I take this all with a mine of salt and substantial detachment. I have had many times in my life when I have been treated differently. I have been on both sides of something enough now to where I see things for what they are, for the most part. It is something to note, to observe, an interesting phenomenon. After all, I am always the same me.

People judge you on all kinds of measures, and treat you accordingly. People assume I am smart because I wear glasses and speak with some confidence and vocabulary. But those same folks used to look down at me as a dumby because I didn’t have a college degree in my 20s, as I was instead running around taking pictures and rocking and working for $4.50 an hour in a hair salon and selling bootleg concert cassettes. And even after I earned my degree, sometimes that still wasn’t enough because it in was in a “soft” science from a state university, it wasn’t a professional or advanced degree, and I never worked in my major field. I’d have to cure cancer to please everyone there.

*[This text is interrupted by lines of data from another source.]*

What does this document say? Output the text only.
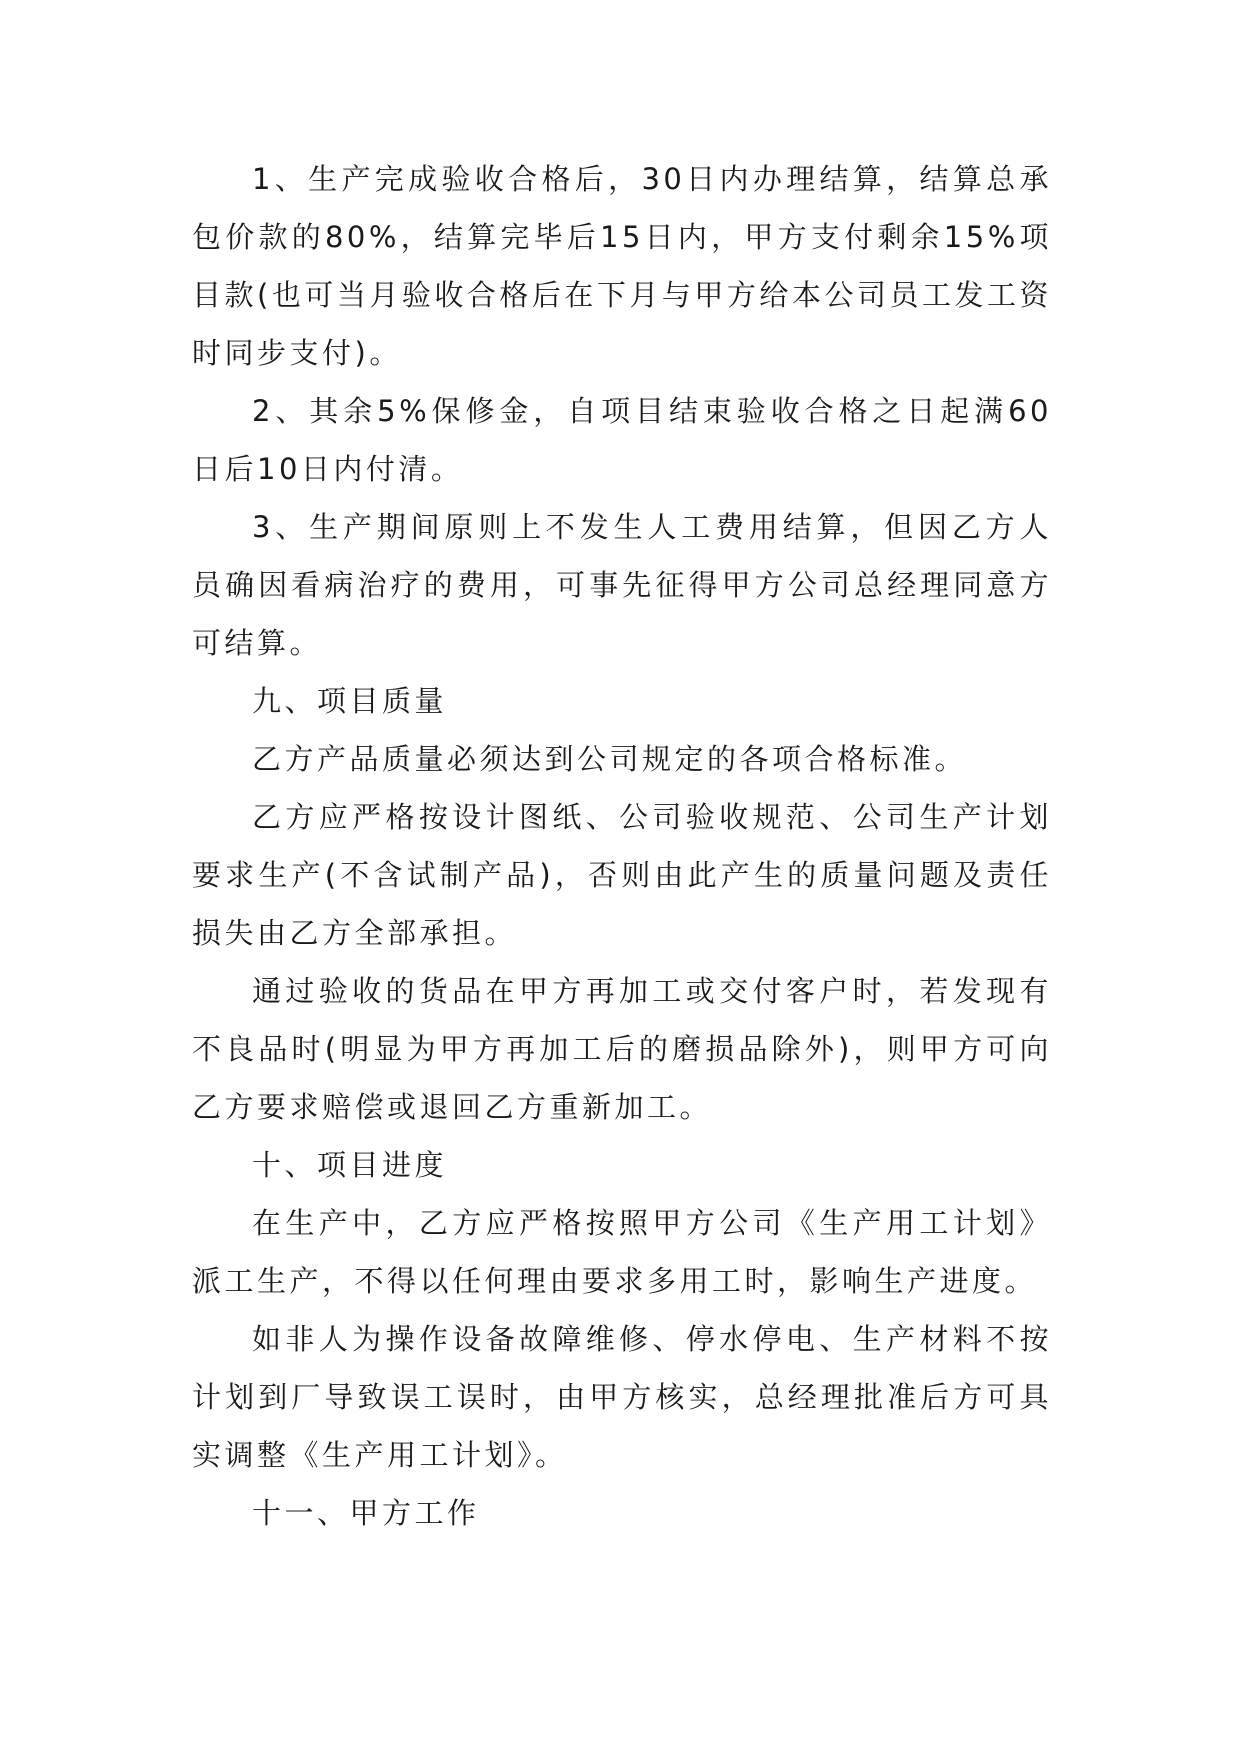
1、生产完成验收合格后，30日内办理结算，结算总承包价款的80%，结算完毕后15日内，甲方支付剩余15%项目款(也可当月验收合格后在下月与甲方给本公司员工发工资时同步支付)。

2、其余5%保修金，自项目结束验收合格之日起满60日后10日内付清。

3、生产期间原则上不发生人工费用结算，但因乙方人员确因看病治疗的费用，可事先征得甲方公司总经理同意方可结算。

九、项目质量

乙方产品质量必须达到公司规定的各项合格标准。

乙方应严格按设计图纸、公司验收规范、公司生产计划要求生产(不含试制产品)，否则由此产生的质量问题及责任损失由乙方全部承担。

通过验收的货品在甲方再加工或交付客户时，若发现有不良品时(明显为甲方再加工后的磨损品除外)，则甲方可向乙方要求赔偿或退回乙方重新加工。

十、项目进度

在生产中，乙方应严格按照甲方公司《生产用工计划》派工生产，不得以任何理由要求多用工时，影响生产进度。

如非人为操作设备故障维修、停水停电、生产材料不按计划到厂导致误工误时，由甲方核实，总经理批准后方可具实调整《生产用工计划》。

十一、甲方工作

Don’t get me started on how people treat stay-at-home moms. It’s like we are all as retarded and useless as Barney.

I’ve had people assume I know nothing because I was too young. I have had people assume I know nothing because I am too old. I’ve had people treat me like a second-class citizen or worse because I am a woman. I have had people treat me with greater compassion and respect because I am a woman. People have overestimated me, and underestimated me. I have been treated like a bad person because my parents were poor and treated like a bad person because my parents were rich.

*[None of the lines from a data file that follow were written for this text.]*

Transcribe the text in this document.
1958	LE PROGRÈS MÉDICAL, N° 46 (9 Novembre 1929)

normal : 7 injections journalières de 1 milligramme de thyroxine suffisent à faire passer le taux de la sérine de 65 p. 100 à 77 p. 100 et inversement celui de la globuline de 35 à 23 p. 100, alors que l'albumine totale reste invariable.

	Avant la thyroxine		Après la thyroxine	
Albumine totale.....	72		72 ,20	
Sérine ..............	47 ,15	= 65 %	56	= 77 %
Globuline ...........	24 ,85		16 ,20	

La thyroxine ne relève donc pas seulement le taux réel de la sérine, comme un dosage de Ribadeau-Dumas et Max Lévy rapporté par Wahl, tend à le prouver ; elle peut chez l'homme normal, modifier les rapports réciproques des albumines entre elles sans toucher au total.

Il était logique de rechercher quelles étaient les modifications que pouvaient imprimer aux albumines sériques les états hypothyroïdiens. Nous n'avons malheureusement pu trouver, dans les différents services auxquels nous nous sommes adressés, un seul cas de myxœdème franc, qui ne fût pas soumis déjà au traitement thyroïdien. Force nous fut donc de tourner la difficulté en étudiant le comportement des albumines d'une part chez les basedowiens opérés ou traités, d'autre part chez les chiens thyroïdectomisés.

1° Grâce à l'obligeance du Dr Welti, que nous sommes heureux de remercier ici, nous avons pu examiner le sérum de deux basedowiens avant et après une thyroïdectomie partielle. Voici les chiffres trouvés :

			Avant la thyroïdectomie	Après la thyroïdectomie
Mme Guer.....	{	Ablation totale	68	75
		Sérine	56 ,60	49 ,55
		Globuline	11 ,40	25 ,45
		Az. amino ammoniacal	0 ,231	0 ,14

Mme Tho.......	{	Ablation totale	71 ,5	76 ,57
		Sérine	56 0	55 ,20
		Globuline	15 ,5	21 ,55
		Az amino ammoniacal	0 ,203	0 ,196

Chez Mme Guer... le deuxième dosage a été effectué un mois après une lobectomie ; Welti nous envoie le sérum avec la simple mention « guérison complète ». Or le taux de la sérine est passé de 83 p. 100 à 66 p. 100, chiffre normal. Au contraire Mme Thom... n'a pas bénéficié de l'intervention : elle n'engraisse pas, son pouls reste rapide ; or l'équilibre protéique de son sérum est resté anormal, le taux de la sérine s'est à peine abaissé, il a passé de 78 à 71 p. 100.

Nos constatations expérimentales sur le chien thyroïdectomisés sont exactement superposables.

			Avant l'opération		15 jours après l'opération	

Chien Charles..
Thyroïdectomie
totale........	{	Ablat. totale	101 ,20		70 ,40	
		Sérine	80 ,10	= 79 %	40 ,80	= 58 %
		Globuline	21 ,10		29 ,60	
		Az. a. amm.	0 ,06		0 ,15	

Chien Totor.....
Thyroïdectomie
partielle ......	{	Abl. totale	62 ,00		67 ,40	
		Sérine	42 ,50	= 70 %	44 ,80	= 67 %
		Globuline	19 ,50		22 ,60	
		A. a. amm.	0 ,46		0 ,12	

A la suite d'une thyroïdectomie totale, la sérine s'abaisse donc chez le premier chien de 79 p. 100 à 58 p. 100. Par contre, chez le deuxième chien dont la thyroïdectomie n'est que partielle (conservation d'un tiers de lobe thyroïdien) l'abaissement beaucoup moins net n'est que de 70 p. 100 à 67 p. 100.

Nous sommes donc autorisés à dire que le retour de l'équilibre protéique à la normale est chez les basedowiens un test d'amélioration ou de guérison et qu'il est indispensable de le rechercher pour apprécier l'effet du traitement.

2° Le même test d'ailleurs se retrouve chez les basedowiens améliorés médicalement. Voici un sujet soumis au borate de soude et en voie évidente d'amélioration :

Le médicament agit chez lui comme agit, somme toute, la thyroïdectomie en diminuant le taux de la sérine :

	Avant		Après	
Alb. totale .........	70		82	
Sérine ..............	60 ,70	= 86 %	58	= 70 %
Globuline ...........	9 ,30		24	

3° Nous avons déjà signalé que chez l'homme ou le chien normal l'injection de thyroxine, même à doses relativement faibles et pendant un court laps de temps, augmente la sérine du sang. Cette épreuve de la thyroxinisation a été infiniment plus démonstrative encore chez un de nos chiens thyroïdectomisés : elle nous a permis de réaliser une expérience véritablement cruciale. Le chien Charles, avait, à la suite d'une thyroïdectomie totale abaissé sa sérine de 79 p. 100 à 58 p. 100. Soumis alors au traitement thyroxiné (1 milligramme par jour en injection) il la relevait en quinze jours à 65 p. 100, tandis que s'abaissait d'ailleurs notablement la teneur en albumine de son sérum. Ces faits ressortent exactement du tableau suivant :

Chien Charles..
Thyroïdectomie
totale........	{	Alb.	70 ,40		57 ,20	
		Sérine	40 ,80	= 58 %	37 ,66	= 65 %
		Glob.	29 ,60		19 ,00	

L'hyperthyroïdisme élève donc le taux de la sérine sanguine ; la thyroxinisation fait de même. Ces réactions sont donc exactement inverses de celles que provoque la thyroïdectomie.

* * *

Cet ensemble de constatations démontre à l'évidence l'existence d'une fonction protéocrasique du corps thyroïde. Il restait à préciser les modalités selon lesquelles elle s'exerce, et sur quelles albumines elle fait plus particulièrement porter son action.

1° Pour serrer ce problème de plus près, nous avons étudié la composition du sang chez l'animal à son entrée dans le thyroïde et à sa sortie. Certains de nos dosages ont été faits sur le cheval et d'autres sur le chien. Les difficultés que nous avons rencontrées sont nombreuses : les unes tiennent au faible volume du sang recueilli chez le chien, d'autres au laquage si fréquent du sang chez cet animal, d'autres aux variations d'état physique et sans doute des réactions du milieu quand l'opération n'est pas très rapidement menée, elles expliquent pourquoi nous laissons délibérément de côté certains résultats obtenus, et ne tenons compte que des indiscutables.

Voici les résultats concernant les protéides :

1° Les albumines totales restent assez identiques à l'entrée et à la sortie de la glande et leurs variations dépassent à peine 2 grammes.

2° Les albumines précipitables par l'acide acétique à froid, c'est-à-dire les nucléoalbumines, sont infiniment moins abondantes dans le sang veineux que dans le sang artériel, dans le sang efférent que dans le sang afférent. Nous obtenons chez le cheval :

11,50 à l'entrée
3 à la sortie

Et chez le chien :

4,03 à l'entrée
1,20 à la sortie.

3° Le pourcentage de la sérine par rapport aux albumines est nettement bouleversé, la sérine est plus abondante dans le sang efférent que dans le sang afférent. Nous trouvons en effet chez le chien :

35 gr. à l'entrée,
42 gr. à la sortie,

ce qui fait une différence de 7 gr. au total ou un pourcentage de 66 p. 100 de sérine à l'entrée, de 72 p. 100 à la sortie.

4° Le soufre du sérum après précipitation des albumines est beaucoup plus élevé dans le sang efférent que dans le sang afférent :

When I was little, from age four to age eight, my dad was the mayor of our rather small town in Wisconsin. Even in this miniature venue, there were perks. Everyone was so nice to me, whether it was at the grocery store or the gas station or at a school event or the post office or a restaurant. “Oh, it’s the Mayor’s Daughter!” I kid you not. I did not get it at all. I just thought I must be cute and charming or some shit, or that people were just nice. When my dad lost the next election, I got the wake-up call. Adults and kids who used to suck up to me, tell me how adorable I was, smiled and bent down to talk to me? Well, the day after the election those folks began to snub me and my mom and brother on the street, like we were invisible or had contracted village political leprosy. This was a bit like a punch to the gut, when my mom sadly confirmed what I saw and felt. How could anyone treat a little kid like that, for that, I thought. My mom did not have the answer, but she did hold my hand as we crossed the street, looking both ways.

And yes, it does occur to me that maybe people are letting me cross the road now because I am old or walk like a feeb in heels. Hee. In any case, this chicken crosses the road faster, the same as I always was, even though the driver waiting for me doesn’t know all the differents I have seemed to be.